And, are you Nature’s weakling instrument,
Your fortune may be such as prompts a laugh
Among good fellows; or the fire she lent
May burn into your soul an epitaph.

III

He was a man whose instincts all inclined
To virtue, when the path of virtue led
Through pleasant places; venial, but too kind
To wrong a woman, and too poor to wed.

She, weak and all too generously dowered
By Nature with the warmth of womanhood,—
Her Tree of Life was wantonly deflowered
Ere she had learned the evil and the good.

She joined the outcast sisterhood who play
The loveless parts of love that they may live,
And feigned the passion that had ebbed away,
And sold what she was born on earth to give.

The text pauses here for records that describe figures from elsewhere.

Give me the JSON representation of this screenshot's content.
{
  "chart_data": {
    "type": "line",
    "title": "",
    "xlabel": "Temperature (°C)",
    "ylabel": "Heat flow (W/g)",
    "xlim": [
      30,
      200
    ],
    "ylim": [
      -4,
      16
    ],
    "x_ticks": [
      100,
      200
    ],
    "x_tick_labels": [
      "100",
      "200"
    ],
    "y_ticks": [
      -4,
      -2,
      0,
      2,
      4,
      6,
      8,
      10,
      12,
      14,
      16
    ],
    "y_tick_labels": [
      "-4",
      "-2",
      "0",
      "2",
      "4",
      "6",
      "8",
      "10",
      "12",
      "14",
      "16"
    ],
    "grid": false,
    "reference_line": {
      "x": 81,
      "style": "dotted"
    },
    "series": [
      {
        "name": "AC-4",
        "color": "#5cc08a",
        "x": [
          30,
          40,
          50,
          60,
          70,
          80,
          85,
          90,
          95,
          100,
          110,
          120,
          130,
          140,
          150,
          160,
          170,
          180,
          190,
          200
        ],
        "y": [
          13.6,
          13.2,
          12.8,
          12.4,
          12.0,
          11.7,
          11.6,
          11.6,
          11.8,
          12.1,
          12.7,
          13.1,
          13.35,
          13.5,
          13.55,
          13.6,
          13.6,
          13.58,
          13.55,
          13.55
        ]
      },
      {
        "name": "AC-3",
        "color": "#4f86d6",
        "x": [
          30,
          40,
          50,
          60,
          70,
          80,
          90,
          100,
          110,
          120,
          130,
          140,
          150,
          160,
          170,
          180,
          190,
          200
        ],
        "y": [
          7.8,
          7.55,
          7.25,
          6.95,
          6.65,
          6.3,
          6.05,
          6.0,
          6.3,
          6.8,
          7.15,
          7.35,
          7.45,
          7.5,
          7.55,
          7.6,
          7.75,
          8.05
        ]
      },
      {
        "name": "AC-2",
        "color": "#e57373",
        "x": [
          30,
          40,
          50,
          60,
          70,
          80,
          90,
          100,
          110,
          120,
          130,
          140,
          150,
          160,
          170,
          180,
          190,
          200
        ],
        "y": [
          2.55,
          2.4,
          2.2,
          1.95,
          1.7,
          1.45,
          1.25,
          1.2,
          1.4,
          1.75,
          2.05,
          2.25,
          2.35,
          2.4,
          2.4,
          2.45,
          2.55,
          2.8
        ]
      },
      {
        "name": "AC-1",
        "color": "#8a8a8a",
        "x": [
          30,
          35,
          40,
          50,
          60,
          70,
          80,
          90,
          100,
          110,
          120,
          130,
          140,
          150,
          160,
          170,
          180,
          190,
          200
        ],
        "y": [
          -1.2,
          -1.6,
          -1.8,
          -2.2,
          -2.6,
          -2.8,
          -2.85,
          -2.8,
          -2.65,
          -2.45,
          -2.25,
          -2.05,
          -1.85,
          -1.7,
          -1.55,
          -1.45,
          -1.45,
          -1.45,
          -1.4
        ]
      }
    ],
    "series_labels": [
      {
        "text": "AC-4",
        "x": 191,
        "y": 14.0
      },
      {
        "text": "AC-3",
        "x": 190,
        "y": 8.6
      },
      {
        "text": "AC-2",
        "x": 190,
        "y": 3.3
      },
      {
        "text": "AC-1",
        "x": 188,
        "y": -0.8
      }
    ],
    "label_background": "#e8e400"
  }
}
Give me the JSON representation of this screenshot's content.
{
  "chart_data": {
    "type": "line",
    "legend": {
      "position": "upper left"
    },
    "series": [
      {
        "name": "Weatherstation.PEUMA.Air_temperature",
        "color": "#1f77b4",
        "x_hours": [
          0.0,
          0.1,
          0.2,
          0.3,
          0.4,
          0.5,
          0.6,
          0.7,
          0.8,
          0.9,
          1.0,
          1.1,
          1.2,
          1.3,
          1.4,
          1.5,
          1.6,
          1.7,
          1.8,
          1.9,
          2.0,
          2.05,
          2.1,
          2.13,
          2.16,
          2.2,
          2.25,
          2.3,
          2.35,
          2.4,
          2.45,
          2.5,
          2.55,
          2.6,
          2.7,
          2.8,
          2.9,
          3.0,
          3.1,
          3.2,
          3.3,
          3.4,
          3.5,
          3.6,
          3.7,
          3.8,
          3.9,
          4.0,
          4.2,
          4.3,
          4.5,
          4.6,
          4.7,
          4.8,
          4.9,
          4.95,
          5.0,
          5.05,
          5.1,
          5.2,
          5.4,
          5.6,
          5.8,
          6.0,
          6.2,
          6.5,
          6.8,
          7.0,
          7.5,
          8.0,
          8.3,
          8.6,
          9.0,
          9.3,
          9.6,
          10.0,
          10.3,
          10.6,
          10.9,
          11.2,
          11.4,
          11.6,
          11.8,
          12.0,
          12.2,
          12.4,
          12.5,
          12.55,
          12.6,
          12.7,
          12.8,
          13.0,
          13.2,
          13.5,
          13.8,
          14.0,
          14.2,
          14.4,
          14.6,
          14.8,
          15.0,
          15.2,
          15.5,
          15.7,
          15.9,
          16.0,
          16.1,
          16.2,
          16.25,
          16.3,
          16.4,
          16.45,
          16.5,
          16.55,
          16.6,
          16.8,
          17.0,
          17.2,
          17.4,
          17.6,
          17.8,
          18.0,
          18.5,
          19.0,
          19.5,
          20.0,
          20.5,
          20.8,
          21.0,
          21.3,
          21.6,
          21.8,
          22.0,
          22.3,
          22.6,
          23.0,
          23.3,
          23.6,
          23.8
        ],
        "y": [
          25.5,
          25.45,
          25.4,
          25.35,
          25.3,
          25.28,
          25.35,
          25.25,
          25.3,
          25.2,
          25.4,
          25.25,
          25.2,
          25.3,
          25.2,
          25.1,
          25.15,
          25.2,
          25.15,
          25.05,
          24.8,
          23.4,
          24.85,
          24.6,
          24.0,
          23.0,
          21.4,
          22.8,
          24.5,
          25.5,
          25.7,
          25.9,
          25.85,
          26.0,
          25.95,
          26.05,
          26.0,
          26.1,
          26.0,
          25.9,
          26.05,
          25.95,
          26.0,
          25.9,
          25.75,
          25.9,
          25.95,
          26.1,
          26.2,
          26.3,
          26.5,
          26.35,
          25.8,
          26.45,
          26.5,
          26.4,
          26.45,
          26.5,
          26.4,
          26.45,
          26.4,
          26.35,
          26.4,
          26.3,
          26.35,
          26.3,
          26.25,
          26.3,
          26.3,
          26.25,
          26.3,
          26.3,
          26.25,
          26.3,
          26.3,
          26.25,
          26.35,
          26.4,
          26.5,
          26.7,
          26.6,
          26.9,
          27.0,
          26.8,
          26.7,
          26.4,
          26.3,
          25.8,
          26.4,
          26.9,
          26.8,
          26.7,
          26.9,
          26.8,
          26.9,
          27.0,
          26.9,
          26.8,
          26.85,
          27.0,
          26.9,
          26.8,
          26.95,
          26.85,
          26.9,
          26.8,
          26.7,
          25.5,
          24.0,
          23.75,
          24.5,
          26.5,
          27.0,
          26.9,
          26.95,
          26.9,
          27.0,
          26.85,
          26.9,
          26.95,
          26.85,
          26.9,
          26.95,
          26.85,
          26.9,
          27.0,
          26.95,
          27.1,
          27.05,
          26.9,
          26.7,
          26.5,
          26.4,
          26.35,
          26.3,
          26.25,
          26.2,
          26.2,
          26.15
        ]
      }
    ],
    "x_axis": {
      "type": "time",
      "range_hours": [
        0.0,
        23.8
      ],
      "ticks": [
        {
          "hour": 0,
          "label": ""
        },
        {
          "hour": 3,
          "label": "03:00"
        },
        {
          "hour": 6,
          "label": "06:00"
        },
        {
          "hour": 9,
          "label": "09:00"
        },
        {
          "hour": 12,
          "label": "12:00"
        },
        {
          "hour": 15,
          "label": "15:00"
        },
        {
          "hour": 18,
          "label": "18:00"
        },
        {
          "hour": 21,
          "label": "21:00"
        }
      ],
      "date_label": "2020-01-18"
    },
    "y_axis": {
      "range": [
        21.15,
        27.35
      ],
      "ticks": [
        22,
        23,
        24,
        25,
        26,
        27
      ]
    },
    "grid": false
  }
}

See love, that once like crystal springs welled up
In cloisters of the hills without a stain,
Here served as from a common drinking cup
Held at a city fountain by a chain!

Chance brought these two together, and they played
At lover’s parts, while each the falsehood guessed:
She read old Brute Desire’s masquerade,
He knew that ’twas his gold that she caressed.

His heart was touched with less of scorn than ruth
For her and for her sisters; soon he paid
Not with gold only, but with dreams of youth,
And half his former faith in man and maid.

Soon was her brief career of folly run;
And, beauty fading, left her poor indeed;
Nor, of her hundred lovers, was there one
To help her in the hour of pain and need.